This blog has been up for a year now and we wish to thank you dear readers! Your comments have advised us, your stories inspired us, and your readership encouraged us. Reflecting on our first post , we are still driven by a deep passion to help women over 35 become moms. We have met a lot of our goals like dispelling myths about fertility and risks associated with older primigravids, offering coping strategies, introducing pregtiquette, and sharing stories of women just like you. We have delved into some of the meatier topics like work-life balance, conception enhancers, and single parent hood though the lenses of the over 35 year old woman. Our hope is that we have presented these topics in an insightful, intelligent, and relevant way. In the next year, we plan to further this work.
Underlying all of our posts lay the emotional and psychological aspects of choosing to pursue motherhood. What does this look like when one is older? How does your fertility journey affect this? What are the universal truths in respect to each individual’s experience? It is a privilege to be able to explore theses questions. All too often, fertility and motherhood are treated superficially (Just do IVF! Don’t worry, freeze your eggs! Buying Jiff makes you a better mom!). It is an interesting reflection on our cultural attitude towards mothering. As a therapist, I know the richness in life lies in exploring the meaning of our experience and reveling in the wonder of it all. I’m not talking about having some great existential crisis. Nor do I mean insincerely seeking happiness or pretending to be happy in the face of grave uncertainty or hardship. I’m referring to a peaceful acceptance of your circumstances and using that to seek understanding when possible and an appreciation of the unknown for things you simply cannot comprehend. Trying to conceive, pregnancy, and parenthood are sacred experiences worthy of this reflection.
We want to instill a sense of confidence in you. We want you to make decisions based on facts, not scare tactics and myths. The majority of couples between age 35 and 40 will conceive within one year of trying without fertility interventions. (I always warn my female patients over 40 that they can still get pregnant if they have not completed menopause and insist on pregnancy testing if I’m prescribing medications that could harm a fetus.) We want to encourage you that not all babies happen within a year, about 10% of couples over 35 will need a second or even third year. Sometimes a little patience is needed. With this knowledge comes a perspective that will serve you well once you are a parent.

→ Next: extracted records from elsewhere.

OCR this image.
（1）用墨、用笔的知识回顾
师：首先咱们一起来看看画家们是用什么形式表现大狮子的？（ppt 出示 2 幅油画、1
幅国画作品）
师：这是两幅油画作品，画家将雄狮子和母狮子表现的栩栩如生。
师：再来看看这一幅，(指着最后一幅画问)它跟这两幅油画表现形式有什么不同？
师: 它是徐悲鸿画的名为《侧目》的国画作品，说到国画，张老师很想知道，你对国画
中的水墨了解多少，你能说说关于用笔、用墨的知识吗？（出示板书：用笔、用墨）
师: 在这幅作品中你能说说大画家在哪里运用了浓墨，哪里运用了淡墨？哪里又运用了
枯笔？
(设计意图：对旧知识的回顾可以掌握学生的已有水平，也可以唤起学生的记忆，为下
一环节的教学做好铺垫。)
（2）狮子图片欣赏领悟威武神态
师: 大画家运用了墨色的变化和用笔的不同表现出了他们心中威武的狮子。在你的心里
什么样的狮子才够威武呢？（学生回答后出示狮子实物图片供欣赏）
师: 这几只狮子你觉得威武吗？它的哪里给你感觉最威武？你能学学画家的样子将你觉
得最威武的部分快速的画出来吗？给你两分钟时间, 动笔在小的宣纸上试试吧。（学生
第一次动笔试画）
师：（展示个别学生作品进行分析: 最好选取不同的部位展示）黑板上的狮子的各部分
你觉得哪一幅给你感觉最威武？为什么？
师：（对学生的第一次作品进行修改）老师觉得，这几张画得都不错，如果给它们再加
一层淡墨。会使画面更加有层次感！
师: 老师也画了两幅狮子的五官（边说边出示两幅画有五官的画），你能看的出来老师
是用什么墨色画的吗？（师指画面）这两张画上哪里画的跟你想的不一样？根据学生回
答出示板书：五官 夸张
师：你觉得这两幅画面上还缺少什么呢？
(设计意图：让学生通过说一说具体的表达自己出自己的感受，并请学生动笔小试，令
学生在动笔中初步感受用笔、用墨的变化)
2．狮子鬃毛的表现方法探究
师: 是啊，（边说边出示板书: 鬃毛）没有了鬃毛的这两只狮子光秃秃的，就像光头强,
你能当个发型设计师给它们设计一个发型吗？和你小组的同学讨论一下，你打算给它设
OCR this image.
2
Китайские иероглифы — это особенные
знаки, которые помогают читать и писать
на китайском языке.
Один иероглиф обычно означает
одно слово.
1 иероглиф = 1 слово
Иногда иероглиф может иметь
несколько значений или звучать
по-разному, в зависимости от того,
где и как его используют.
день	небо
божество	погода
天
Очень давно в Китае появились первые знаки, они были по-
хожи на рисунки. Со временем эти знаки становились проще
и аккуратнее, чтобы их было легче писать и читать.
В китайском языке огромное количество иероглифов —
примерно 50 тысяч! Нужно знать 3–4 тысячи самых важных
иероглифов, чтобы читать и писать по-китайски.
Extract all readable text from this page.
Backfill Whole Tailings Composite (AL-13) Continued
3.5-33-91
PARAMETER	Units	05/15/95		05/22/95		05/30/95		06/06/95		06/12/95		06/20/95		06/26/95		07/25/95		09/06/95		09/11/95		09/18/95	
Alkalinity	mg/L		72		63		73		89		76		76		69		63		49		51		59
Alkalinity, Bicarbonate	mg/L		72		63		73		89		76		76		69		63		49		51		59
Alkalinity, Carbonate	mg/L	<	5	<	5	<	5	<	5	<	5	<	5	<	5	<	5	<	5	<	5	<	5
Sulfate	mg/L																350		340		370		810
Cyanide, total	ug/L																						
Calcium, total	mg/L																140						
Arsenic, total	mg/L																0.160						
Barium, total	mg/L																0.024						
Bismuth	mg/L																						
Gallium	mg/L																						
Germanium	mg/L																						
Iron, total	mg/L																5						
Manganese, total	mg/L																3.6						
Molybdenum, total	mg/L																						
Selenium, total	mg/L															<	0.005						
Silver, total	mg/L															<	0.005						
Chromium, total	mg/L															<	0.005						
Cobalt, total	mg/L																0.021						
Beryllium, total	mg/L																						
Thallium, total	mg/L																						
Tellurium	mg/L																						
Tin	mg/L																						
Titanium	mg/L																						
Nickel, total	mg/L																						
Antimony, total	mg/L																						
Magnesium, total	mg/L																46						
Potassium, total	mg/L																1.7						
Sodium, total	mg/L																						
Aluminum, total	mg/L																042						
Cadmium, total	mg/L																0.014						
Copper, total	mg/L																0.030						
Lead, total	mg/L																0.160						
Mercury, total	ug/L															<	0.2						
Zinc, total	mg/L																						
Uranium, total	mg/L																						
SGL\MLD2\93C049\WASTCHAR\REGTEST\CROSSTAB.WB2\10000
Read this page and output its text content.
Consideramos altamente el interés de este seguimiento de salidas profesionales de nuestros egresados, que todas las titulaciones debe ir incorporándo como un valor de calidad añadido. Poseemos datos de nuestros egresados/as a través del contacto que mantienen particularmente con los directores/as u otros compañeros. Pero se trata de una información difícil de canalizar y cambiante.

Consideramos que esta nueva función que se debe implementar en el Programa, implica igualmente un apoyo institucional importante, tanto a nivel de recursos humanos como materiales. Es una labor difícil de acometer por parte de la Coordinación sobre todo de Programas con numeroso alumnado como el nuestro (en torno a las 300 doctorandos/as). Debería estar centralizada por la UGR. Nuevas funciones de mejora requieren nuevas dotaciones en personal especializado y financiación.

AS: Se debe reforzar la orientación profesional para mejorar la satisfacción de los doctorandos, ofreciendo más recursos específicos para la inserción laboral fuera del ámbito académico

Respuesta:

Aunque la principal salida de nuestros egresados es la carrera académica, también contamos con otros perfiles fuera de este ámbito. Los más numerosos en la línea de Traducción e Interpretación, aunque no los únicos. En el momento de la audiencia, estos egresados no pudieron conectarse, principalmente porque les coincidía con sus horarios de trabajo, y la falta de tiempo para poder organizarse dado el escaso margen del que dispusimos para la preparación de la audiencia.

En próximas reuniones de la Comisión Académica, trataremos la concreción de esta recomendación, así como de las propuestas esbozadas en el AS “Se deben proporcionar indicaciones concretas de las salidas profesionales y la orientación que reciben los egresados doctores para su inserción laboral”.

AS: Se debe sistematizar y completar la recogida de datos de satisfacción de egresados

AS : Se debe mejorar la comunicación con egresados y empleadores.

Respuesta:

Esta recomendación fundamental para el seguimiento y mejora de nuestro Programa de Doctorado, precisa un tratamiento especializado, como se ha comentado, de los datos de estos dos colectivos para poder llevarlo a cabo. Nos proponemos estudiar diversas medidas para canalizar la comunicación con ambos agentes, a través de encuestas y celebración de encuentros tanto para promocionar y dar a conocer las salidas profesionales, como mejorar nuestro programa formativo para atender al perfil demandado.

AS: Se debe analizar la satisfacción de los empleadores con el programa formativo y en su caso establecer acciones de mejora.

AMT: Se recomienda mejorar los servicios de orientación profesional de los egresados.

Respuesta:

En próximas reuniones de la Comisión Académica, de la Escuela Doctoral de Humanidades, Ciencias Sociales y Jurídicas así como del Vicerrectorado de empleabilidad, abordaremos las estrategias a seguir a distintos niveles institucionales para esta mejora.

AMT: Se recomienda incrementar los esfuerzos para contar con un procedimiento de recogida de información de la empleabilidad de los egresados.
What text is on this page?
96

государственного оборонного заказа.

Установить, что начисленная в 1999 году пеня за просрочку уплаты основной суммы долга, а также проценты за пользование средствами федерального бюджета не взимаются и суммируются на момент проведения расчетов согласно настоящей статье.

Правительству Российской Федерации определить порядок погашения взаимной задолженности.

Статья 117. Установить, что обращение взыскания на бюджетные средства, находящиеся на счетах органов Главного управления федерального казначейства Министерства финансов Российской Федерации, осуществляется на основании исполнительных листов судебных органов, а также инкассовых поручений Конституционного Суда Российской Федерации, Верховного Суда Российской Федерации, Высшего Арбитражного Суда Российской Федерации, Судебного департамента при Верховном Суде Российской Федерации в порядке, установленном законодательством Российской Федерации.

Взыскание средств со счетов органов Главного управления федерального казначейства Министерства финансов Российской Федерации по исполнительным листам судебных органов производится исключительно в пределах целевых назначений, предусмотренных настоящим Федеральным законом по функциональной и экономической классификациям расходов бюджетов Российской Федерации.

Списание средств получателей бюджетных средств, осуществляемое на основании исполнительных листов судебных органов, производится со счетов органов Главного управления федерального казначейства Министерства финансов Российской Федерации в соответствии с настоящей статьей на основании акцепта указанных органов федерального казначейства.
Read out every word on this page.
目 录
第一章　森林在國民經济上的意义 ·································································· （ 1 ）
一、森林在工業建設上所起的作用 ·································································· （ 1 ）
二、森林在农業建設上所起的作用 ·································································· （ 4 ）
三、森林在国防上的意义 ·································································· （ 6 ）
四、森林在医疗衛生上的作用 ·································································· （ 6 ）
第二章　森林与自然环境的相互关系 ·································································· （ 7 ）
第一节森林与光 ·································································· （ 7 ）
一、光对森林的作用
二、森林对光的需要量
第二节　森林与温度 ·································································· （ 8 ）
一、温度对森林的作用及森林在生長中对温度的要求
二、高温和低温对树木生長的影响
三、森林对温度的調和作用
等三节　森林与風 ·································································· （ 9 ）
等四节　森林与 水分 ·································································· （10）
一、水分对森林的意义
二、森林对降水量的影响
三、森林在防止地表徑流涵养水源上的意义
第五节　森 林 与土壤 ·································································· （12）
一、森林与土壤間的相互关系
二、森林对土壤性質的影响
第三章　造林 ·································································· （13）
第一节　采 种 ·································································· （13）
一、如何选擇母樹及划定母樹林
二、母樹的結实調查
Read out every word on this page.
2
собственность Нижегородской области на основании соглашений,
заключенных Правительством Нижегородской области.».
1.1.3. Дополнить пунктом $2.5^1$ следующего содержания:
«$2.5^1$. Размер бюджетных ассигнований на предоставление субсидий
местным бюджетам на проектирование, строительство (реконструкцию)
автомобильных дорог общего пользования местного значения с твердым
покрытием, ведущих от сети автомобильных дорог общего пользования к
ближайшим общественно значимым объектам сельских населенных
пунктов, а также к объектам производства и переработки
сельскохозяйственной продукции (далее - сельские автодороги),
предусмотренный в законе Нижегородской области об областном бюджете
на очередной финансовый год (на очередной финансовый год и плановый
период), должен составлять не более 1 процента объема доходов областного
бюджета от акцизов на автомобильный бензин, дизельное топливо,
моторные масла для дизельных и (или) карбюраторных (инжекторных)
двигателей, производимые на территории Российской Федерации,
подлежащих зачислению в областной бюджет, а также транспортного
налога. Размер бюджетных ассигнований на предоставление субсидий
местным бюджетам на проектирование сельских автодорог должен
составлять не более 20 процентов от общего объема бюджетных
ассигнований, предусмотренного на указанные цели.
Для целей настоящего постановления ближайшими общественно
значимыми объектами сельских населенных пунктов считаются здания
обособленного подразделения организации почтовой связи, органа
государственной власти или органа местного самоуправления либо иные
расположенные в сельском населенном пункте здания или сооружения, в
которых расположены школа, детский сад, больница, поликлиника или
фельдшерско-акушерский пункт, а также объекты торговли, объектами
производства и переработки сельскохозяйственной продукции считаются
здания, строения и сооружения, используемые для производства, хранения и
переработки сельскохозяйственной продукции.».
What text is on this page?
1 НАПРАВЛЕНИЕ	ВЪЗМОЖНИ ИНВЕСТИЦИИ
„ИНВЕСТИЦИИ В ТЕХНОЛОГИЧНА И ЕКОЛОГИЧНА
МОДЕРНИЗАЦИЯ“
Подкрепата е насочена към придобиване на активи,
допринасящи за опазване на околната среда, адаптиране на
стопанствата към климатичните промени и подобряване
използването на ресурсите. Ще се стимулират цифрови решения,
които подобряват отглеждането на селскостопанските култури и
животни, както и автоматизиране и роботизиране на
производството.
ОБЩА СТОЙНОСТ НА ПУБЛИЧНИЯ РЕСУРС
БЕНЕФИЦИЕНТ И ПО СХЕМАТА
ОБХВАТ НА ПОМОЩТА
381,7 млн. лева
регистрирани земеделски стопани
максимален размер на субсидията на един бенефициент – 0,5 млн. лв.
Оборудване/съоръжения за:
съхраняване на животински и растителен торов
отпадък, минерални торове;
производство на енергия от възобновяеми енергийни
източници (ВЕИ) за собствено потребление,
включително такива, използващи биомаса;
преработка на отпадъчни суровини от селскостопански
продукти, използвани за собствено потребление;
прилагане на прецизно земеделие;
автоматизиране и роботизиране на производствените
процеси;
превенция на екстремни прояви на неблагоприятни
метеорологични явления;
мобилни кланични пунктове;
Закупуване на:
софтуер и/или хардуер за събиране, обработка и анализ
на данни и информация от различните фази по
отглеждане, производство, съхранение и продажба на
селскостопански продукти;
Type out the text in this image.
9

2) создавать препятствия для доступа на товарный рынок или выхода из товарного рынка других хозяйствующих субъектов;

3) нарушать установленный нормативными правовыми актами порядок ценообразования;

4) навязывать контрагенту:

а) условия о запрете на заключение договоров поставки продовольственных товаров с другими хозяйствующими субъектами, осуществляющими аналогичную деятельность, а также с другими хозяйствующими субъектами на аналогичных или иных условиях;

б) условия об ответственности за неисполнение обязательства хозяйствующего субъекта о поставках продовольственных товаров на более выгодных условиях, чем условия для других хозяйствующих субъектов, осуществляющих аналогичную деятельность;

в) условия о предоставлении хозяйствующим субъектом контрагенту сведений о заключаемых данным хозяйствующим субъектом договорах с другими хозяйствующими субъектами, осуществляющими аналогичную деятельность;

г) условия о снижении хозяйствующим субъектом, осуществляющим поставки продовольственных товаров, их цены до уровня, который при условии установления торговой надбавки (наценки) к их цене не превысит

The heart of our work, the most important thing we can share, is that absolutely no one but you gets to define you. That is why we are interviewing so many diverse women. The over 35 mom is not always the career crazed type A, nor is she always the consequence of poor relationship choices in her 20s or procrastination. Some women always dreamed of being moms, others came to it later on. Some have complete confidence in their bodies and others bought into the “fertility cliff” hype. Most have no trouble conceiving and others needed a lot of help.
People often feel most comfortable with set answers and neat patters but that is not life and certainly not fertility or parenting. I’m pleased to announce that after approximately three and a half years of trying, my husband and I are expecting a little girl! People always want to know how it happened. I tell them that our Karma ripened. Did we follow many of the suggestions offered in this blog? Absolutely! That was my level of comfort. We encourage you to forge and follow the path that is best for you. At the very end, I know that it was not one specific thing that brought this little miracle into being. If that was the case, then no one would ever struggle with fertility as we would all do that one thing. I also know my age was not a factor (and one of the nation’s top doctors will back this). My journey was much longer than most and at times I could not understand why. I firmly believe that my unshakable belief that we could conceive and I could carry a child was paramount in it actually happening. I had well meaning friends and relatives offer advice from doing IVF to even getting a surrogate. Some thought I was too old. Fortunately, I knew it would happen in its own time and way. I would not let them define me. That is our wish for you. Be informed, be empowered, be well in all that you do.